- Born: Around 1979 Libya
- Died: March 20, 2011 (aged 31–32) Benghazi, Libya
- Occupation: Artist
- Known for: political cartoonist

= Kais al-Hilali =

Libyan political artist (1979 – 2011)

Kais al-Hilali (1979 – 20 March 2011) was a Libyan political cartoonist shot and killed on 20 March 2011 during the Libyan Civil War minutes after painting one of the political street murals for which he was locally famous. According to witnesses, he had just drawn a caricature of Muammar Gaddafi on a wall in Benghazi when the bullet hit.

When the uprising began, al-Hilali and his friends started drawing caricatures on paper and distributing them around the city for people to show at demonstrations or hang on walls.

==Cartoonist revolutionary==

Kais was among demonstrators who stormed the city's Khattiba barracks on 20 February, but his contribution was different from that of those armed with rocks and petrol bombs. Instead of fighting, he painted a large cartoon across the Khattiba walls depicting Colonel Gaddafi beside the rebels' two-fingered victory salute. In other wall murals he drew images of Gaddafi accompanied by the mocking comic wording, 'The monkey of all monkeys in Africa'.
In a video for TF1, a national French channel, Hilali says, in Arabic, "Gaddafi calls himself the King of Kings of Africa; I say he's the Monkey of Monkeys of Africa."

==Death==

He was reportedly gunned down by secret police when a car he was a passenger in stopped at a checkpoint. The group of artists that now paint the artistic murals in Benghazi, goes by his name and continues to work from a ramshackle office in a makeshift media centre next to the city court.

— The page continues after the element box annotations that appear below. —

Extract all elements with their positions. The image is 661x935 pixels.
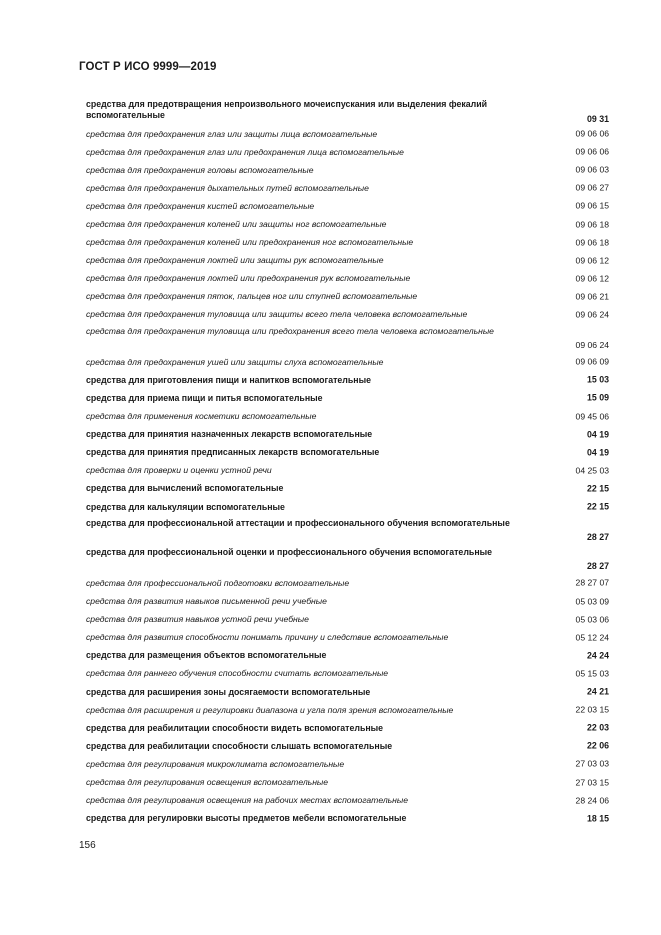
index-entry <box>86 408 609 426</box>
index-entry-code: 05 03 06 <box>575 614 609 625</box>
index-entry-code: 24 24 <box>586 650 609 661</box>
index-entry-term: средства для предохранения дыхательных путей вспомогательные <box>86 182 369 193</box>
index-entry <box>86 143 609 161</box>
index-entry-term: средства для принятия назначенных лекарств вспомогательные <box>86 429 373 440</box>
index-entry-code: 04 19 <box>586 429 609 440</box>
index-entry <box>86 270 609 288</box>
index-entry <box>86 665 609 683</box>
index-entry-term: средства для предохранения головы вспомогательные <box>86 164 314 175</box>
index-entry-code: 09 06 18 <box>575 237 609 248</box>
index-entry <box>86 444 609 462</box>
index-entry-code: 27 03 03 <box>575 758 609 769</box>
index-entry-code: 27 03 15 <box>575 777 609 788</box>
index-entry-term: средства для профессиональной аттестации и профессионального обучения вспомогательные <box>86 518 510 529</box>
index-entry-term: средства для предохранения глаз или защиты лица вспомогательные <box>86 128 378 139</box>
index-entry <box>86 498 609 516</box>
index-entry-term: средства для регулировки высоты предметов мебели вспомогательные <box>86 813 407 824</box>
index-entry <box>86 737 609 755</box>
index-entry-code: 09 06 27 <box>575 182 609 193</box>
index-entry-code: 09 31 <box>586 114 609 124</box>
index-entry-term: средства для предохранения локтей или защиты рук вспомогательные <box>86 255 384 266</box>
index-entry <box>86 810 609 828</box>
index-entry <box>86 480 609 498</box>
index-entry <box>86 125 609 143</box>
index-entry-code: 09 06 03 <box>575 164 609 175</box>
index-entry <box>86 426 609 444</box>
index-entry <box>86 389 609 407</box>
index-entry-term: средства для расширения и регулировки диапазона и угла поля зрения вспомогательные <box>86 704 454 715</box>
index-entry-term: средства для предохранения коленей или предохранения ног вспомогательные <box>86 237 414 248</box>
index-entry-term: средства для предотвращения непроизвольного мочеиспускания или выделения фекалий вспомогательные <box>86 99 488 120</box>
index-entry <box>86 371 609 389</box>
index-entry-term: средства для принятия предписанных лекарств вспомогательные <box>86 447 380 458</box>
index-entry-code: 05 15 03 <box>575 668 609 679</box>
index-entry <box>86 215 609 233</box>
index-entry <box>86 197 609 215</box>
index-entry-term: средства для реабилитации способности видеть вспомогательные <box>86 722 384 733</box>
index-entry-list <box>86 99 609 828</box>
index-entry <box>86 773 609 791</box>
index-entry-term: средства для предохранения ушей или защиты слуха вспомогательные <box>86 356 384 367</box>
index-entry-term: средства для предохранения коленей или защиты ног вспомогательные <box>86 219 387 230</box>
index-entry-code: 09 06 06 <box>575 146 609 157</box>
index-entry-term: средства для предохранения глаз или предохранения лица вспомогательные <box>86 146 404 157</box>
page-number: 156 <box>79 840 96 851</box>
index-entry-term: средства для развития навыков письменной речи учебные <box>86 596 327 607</box>
index-entry-code: 09 06 06 <box>575 128 609 139</box>
index-entry-term: средства для регулирования освещения вспомогательные <box>86 777 329 788</box>
index-entry-term: средства для профессиональной оценки и профессионального обучения вспомогательные <box>86 547 493 558</box>
index-entry <box>86 629 609 647</box>
index-entry-term: средства для предохранения туловища или предохранения всего тела человека вспомогательные <box>86 326 494 337</box>
index-entry-code: 04 25 03 <box>575 465 609 476</box>
index-entry <box>86 179 609 197</box>
index-entry-term: средства для регулирования освещения на рабочих местах вспомогательные <box>86 795 409 806</box>
index-entry-code: 09 06 09 <box>575 356 609 367</box>
index-entry-code: 15 03 <box>586 374 609 385</box>
index-entry-code: 22 03 <box>586 722 609 733</box>
index-entry <box>86 324 609 353</box>
index-entry <box>86 161 609 179</box>
index-entry-term: средства для профессиональной подготовки вспомогательные <box>86 577 350 588</box>
index-entry-code: 28 24 06 <box>575 795 609 806</box>
index-entry-code: 28 27 <box>586 532 609 543</box>
index-entry-code: 05 03 09 <box>575 596 609 607</box>
index-entry-code: 09 06 21 <box>575 291 609 302</box>
index-entry-term: средства для реабилитации способности слышать вспомогательные <box>86 740 393 751</box>
index-entry <box>86 701 609 719</box>
index-entry-code: 09 06 18 <box>575 219 609 230</box>
index-entry <box>86 755 609 773</box>
index-entry <box>86 647 609 665</box>
index-entry-code: 22 03 15 <box>575 704 609 715</box>
index-entry <box>86 593 609 611</box>
index-entry-term: средства для применения косметики вспомогательные <box>86 411 317 422</box>
index-entry <box>86 545 609 574</box>
index-entry <box>86 353 609 371</box>
index-entry-term: средства для регулирования микроклимата вспомогательные <box>86 758 345 769</box>
index-entry-code: 18 15 <box>586 813 609 824</box>
index-entry-code: 09 06 24 <box>575 340 609 351</box>
index-entry-term: средства для развития способности понимать причину и следствие вспомогательные <box>86 632 449 643</box>
index-entry-term: средства для развития навыков устной речи учебные <box>86 614 309 625</box>
index-entry-code: 28 27 <box>586 561 609 572</box>
index-entry-term: средства для размещения объектов вспомогательные <box>86 650 327 661</box>
index-entry-code: 05 12 24 <box>575 632 609 643</box>
index-entry-term: средства для предохранения туловища или защиты всего тела человека вспомогательные <box>86 309 468 320</box>
index-entry <box>86 306 609 324</box>
index-entry-code: 09 06 24 <box>575 309 609 320</box>
index-entry-code: 15 09 <box>586 392 609 403</box>
index-entry-code: 22 15 <box>586 483 609 494</box>
index-entry <box>86 462 609 480</box>
index-entry <box>86 234 609 252</box>
index-entry-code: 09 45 06 <box>575 411 609 422</box>
index-entry <box>86 252 609 270</box>
index-entry <box>86 792 609 810</box>
index-entry-code: 09 06 12 <box>575 273 609 284</box>
index-entry-term: средства для раннего обучения способности считать вспомогательные <box>86 668 389 679</box>
index-entry-term: средства для проверки и оценки устной речи <box>86 465 272 476</box>
index-entry <box>86 574 609 592</box>
index-entry <box>86 683 609 701</box>
index-entry-code: 22 06 <box>586 740 609 751</box>
index-entry <box>86 719 609 737</box>
document-header: ГОСТ Р ИСО 9999—2019 <box>79 61 217 73</box>
index-entry-code: 09 06 15 <box>575 200 609 211</box>
index-entry <box>86 99 609 125</box>
index-entry <box>86 611 609 629</box>
index-entry-term: средства для калькуляции вспомогательные <box>86 501 285 512</box>
index-entry <box>86 516 609 545</box>
index-entry-code: 22 15 <box>586 501 609 512</box>
index-entry-term: средства для вычислений вспомогательные <box>86 483 284 494</box>
index-entry-term: средства для приготовления пищи и напитков вспомогательные <box>86 374 372 385</box>
index-entry-code: 04 19 <box>586 447 609 458</box>
index-entry <box>86 288 609 306</box>
index-entry-code: 24 21 <box>586 686 609 697</box>
index-entry-term: средства для расширения зоны досягаемости вспомогательные <box>86 686 371 697</box>
index-entry-term: средства для предохранения локтей или предохранения рук вспомогательные <box>86 273 411 284</box>
index-entry-term: средства для приема пищи и питья вспомогательные <box>86 392 323 403</box>
index-entry-term: средства для предохранения кистей вспомогательные <box>86 200 315 211</box>
index-entry-code: 09 06 12 <box>575 255 609 266</box>
index-entry-term: средства для предохранения пяток, пальцев ног или ступней вспомогательные <box>86 291 418 302</box>
index-entry-code: 28 27 07 <box>575 577 609 588</box>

He received a message to stop the artists' group claim. It claims the death threat was delivered by Gaddafi's security agents before they were chased out of the eastern part of city.

==Media tributes==

The New Yorker magazine commented on his death, "The network of international cartoonists is tight, and when a fellow artist dies unjustly, word travels fast. It saddens and enrages cartoonists, and their response is to draw."

Kais's death was reported by journalists in many of the world's leading television stations and newspapers. However, it was the reaction and response from his fellow cartoonists in the same organisations that paid the ultimate tribute to Kais. At the time of his death his anti Gaddafi murals were only known to the residents of Benghazi. To mark the brutal nature of this death leading cartoonists from newspapers around the globe published cartoons in tribute to him and in protest at his murder, many portraying Colonel Gaddafi as being responsible for his death.

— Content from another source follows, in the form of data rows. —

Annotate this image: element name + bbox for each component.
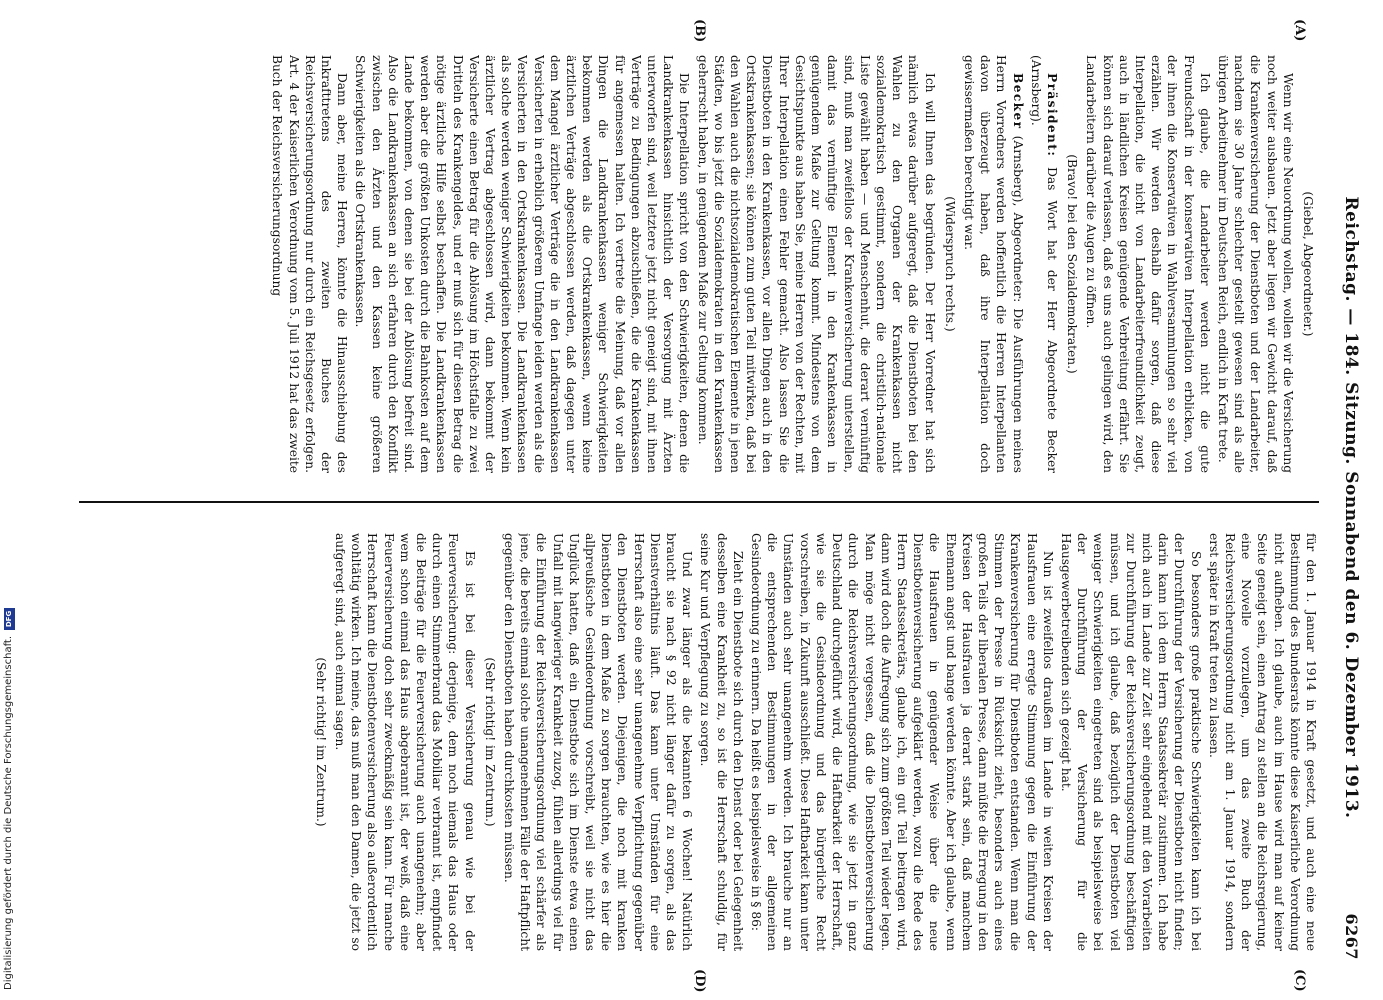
margin-mark-a: (A) [1292,19,1307,42]
paragraph: So besonders große praktische Schwierigkeiten kann ich bei der Durchführung der Versicherung der Dienstboten nicht finden; darin kann ich dem Herrn Staatssekretär zustimmen. Ich habe mich auch im Lande zur Zeit sehr eingehend mit den Vorarbeiten zur Durchführung der Reichsversicherungsordnung beschäftigen müssen, und ich glaube, daß bezüglich der Dienstboten viel weniger Schwierigkeiten eingetreten sind als beispielsweise bei der Durchführung der Versicherung für die Hausgewerbetreibenden sich gezeigt hat. [1058,533,1203,951]
footer-strip [0,0,22,1000]
interjection-note: (Widerspruch rechts.) [942,196,957,332]
column-divider [79,501,1319,503]
footer-credit-text: Digitalisierung gefördert durch die Deutsche Forschungsgemeinschaft. [3,635,14,990]
president-text: Das Wort hat der Herr Abgeordnete Becker (Arnsberg). [1028,55,1059,473]
paragraph: Es ist bei dieser Versicherung genau wie bei der Feuerversicherung: derjenige, dem noch niemals das Haus oder durch einen Stimmerbrand das Mobiliar verbrannt ist, empfindet die Beiträge für die Feuerversicherung auch unangenehm; aber wem schon einmal das Haus abgebrannt ist, der weiß, daß eine Feuerversicherung doch sehr zweckmäßig sein kann. Für manche Herrschaft kann die Dienstbotenversicherung also außerordentlich wohltätig wirken. Ich meine, das muß man den Damen, die jetzt so aufgeregt sind, auch einmal sagen. [333,533,477,951]
paragraph: Ich glaube, die Landarbeiter werden nicht die gute Freundschaft in der konservativen Interpellation erblicken, von der ihnen die Konservativen in Wahlversammlungen so sehr viel erzählen. Wir werden deshalb dafür sorgen, daß diese Interpellation, die nicht von Landarbeiterfreundlichkeit zeugt, auch in ländlichen Kreisen genügende Verbreitung erfährt. Sie können sich darauf verlassen, daß es uns auch gelingen wird, den Landarbeitern darüber die Augen zu öffnen. [1084,55,1212,473]
paragraph: Ich will Ihnen das begründen. Der Herr Vorredner hat sich nämlich etwas darüber aufgeregt, daß die Dienstboten bei den Wahlen zu den Organen der Krankenkassen nicht sozialdemokratisch gestimmt, sondern die christlich-nationale Liste gewählt haben — und Menschenhut, die derart vernünftig sind, muß man zweifellos der Krankenversicherung unterstellen, damit das vernünftige Element in den Krankenkassen in genügendem Maße zur Geltung kommt. Mindestens von dem Gesichtspunkte aus haben Sie, meine Herren von der Rechten, mit Ihrer Interpellation einen Fehler gemacht. Also lassen Sie die Dienstboten in den Krankenkassen, vor allen Dingen auch in den Ortskrankenkassen; sie können zum guten Teil mitwirken, daß bei den Wahlen auch die nichtsozialdemokratischen Elemente in jenen Städten, wo bis jetzt die Sozialdemokraten in den Krankenkassen geherrscht haben, in genügendem Maße zur Geltung kommen. [695,55,937,473]
paragraph: Dann aber, meine Herren, könnte die Hinausschiebung des Inkrafttretens des zweiten Buches der Reichsversicherungsordnung nur durch ein Reichsgesetz erfolgen. Art. 4 der Kaiserlichen Verordnung vom 5. Juli 1912 hat das zweite Buch der Reichsversicherungsordnung [270,55,350,473]
margin-mark-b: (B) [692,19,707,43]
speaker-text: (Arnsberg), Abgeordneter: Die Ausführungen meines Herrn Vorredners werden hoffentlich die Herren Interpellanten davon überzeugt haben, daß ihre Interpellation doch gewissermaßen berechtigt war. [961,55,1025,473]
president-paragraph [1028,55,1060,473]
paragraph: Wenn wir eine Neuordnung wollen, wollen wir die Versicherung noch weiter ausbauen. Jetzt aber liegen wir Gewicht darauf, daß die Krankenversicherung der Dienstboten und der Landarbeiter, nachdem sie 30 Jahre schlechter gestellt gewesen sind als alle übrigen Arbeitnehmer im Deutschen Reich, endlich in Kraft trete. [1215,55,1295,473]
page-number: 6267 [1342,913,1361,960]
paragraph: für den 1. Januar 1914 in Kraft gesetzt, und auch eine neue Bestimmung des Bundesrats könnte diese Kaiserliche Verordnung nicht aufheben. Ich glaube, auch im Hause wird man auf keiner Seite geneigt sein, einen Antrag zu stellen an die Reichsregierung, eine Novelle vorzulegen, um das zweite Buch der Reichsversicherungsordnung nicht am 1. Januar 1914, sondern erst später in Kraft treten zu lassen. [1206,533,1318,951]
paragraph: Die Interpellation spricht von den Schwierigkeiten, denen die Landkrankenkassen hinsichtlich der Versorgung mit Ärzten unterworfen sind, weil letztere jetzt nicht geneigt sind, mit ihnen Verträge zu Bedingungen abzuschließen, die die Krankenkassen für angemessen halten. Ich vertrete die Meinung, daß vor allen Dingen die Landkrankenkassen weniger Schwierigkeiten bekommen werden als die Ortskrankenkassen, wenn keine ärztlichen Verträge abgeschlossen werden, daß dagegen unter dem Mangel ärztlicher Verträge die in den Landkrankenkassen Versicherten in erheblich größerem Umfange leiden werden als die Versicherten in den Ortskrankenkassen. Die Landkrankenkassen als solche werden weniger Schwierigkeiten bekommen. Wenn kein ärztlicher Vertrag abgeschlossen wird, dann bekommt der Versicherte einen Betrag für die Ablösung im Höchstfalle zu zwei Dritteln des Krankengeldes, und er muß sich für diesen Betrag die nötige ärztliche Hilfe selbst beschaffen. Die Landkrankenkassen werden aber die größten Unkosten durch die Bahnkosten auf dem Lande bekommen, von denen sie bei der Ablösung befreit sind. Also die Landkrankenkassen an sich erfahren durch den Konflikt zwischen den Ärzten und den Kassen keine größeren Schwierigkeiten als die Ortskrankenkassen. [353,55,692,473]
dfg-logo-icon: DFG [4,608,15,630]
left-column [79,55,1319,473]
applause-note: (Sehr richtig! im Zentrum.) [482,657,497,827]
paragraph: Und zwar länger als die bekannten 6 Wochen! Natürlich braucht sie nach § 92 nicht länger dafür zu sorgen, als das Dienstverhältnis läuft. Das kann unter Umständen für eine Herrschaft also eine sehr unangenehme Verpflichtung gegenüber den Dienstboten werden. Diejenigen, die noch mit kranken Dienstboten in dem Maße zu sorgen brauchten, wie es hier die allpreußische Gesindeordnung vorschreibt, weil sie nicht das Unglück hatten, daß ein Dienstbote sich im Dienste etwa einen Unfall mit langwieriger Krankheit zuzog, fühlen allerdings viel für die Einführung der Reichsversicherungsordnung viel schärfer als jene, die bereits einmal solche unangenehmen Fälle der Haftpflicht gegenüber den Dienstboten haben durchkosten müssen. [502,533,695,951]
header-title: Reichstag. — 184. Sitzung. Sonnabend den 6. Dezember 1913. [1341,196,1361,819]
right-column [79,533,1319,951]
applause-note: (Bravo! bei den Sozialdemokraten.) [1065,154,1080,374]
document-sheet [71,19,1361,993]
page-header [1333,55,1361,960]
margin-mark-d: (D) [692,969,707,993]
speaker-paragraph [961,55,1026,473]
speaker-label: Becker [1010,73,1025,130]
footer-credit [2,0,16,990]
text-columns [79,19,1319,993]
speaker-note: (Giebel, Abgeordneter.) [1301,191,1315,337]
president-label: Präsident: [1044,73,1059,158]
margin-mark-c: (C) [1292,969,1307,992]
paragraph: Nun ist zweifellos draußen im Lande in weiten Kreisen der Hausfrauen eine erregte Stimmung gegen die Einführung der Krankenversicherung für Dienstboten entstanden. Wenn man die Stimmen der Presse in Rücksicht zieht, besonders auch eines großen Teils der liberalen Presse, dann müßte die Erregung in den Kreisen der Hausfrauen ja derart stark sein, daß manchem Ehemann angst und bange werden könnte. Aber ich glaube, wenn die Hausfrauen in genügender Weise über die neue Dienstbotenversicherung aufgeklärt werden, wozu die Rede des Herrn Staatssekretärs, glaube ich, ein gut Teil beitragen wird, dann wird doch die Aufregung sich zum größten Teil wieder legen. Man möge nicht vergessen, daß die Dienstbotenversicherung durch die Reichsversicherungsordnung, wie sie jetzt in ganz Deutschland durchgeführt wird, die Haftbarkeit der Herrschaft, wie sie die Gesindeordnung und das bürgerliche Recht vorschreiben, in Zukunft ausschließt. Diese Haftbarkeit kann unter Umständen auch sehr unangenehm werden. Ich brauche nur an die entsprechenden Bestimmungen in der allgemeinen Gesindeordnung zu erinnern. Da heißt es beispielsweise in § 86: [749,533,1055,951]
quoted-paragraph: Zieht ein Dienstbote sich durch den Dienst oder bei Gelegenheit desselben eine Krankheit zu, so ist die Herrschaft schuldig, für seine Kur und Verpflegung zu sorgen. [698,533,745,951]
applause-note: (Sehr richtig! im Zentrum.) [313,657,328,827]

His death was marked across the world by an outpouring of art from political cartoonists, many drawing their personal take on al-Hilali's death, including Jeff Danziger, a New York Times Syndicate cartoonist in New York City; Stavro Jabra of Lebanon; Cristian Sampaio of Portugal; Butti Manfuelli of Corsica; Avi Katz of Israel; Riber Hansso of Sweden; Saul Cabanillas of Spain; and Michael Kithla and Giorgio Foraltina.

CNN, and Republica TV-Radio news networks carried reports on his life and death with CNN referring to his wall murals as 'works of art'.

His death and the social impact of his art was reported by Rod Nordlandin the New York Times.

The Australian Newspaper commented 'The young rebel artist lived to fight with his brushes and paints, eschewing Libya's weapons and bloodshed in favour of the satirical anti-Gaddafi graffiti and caricatures that he daubed across Benghazi's walls.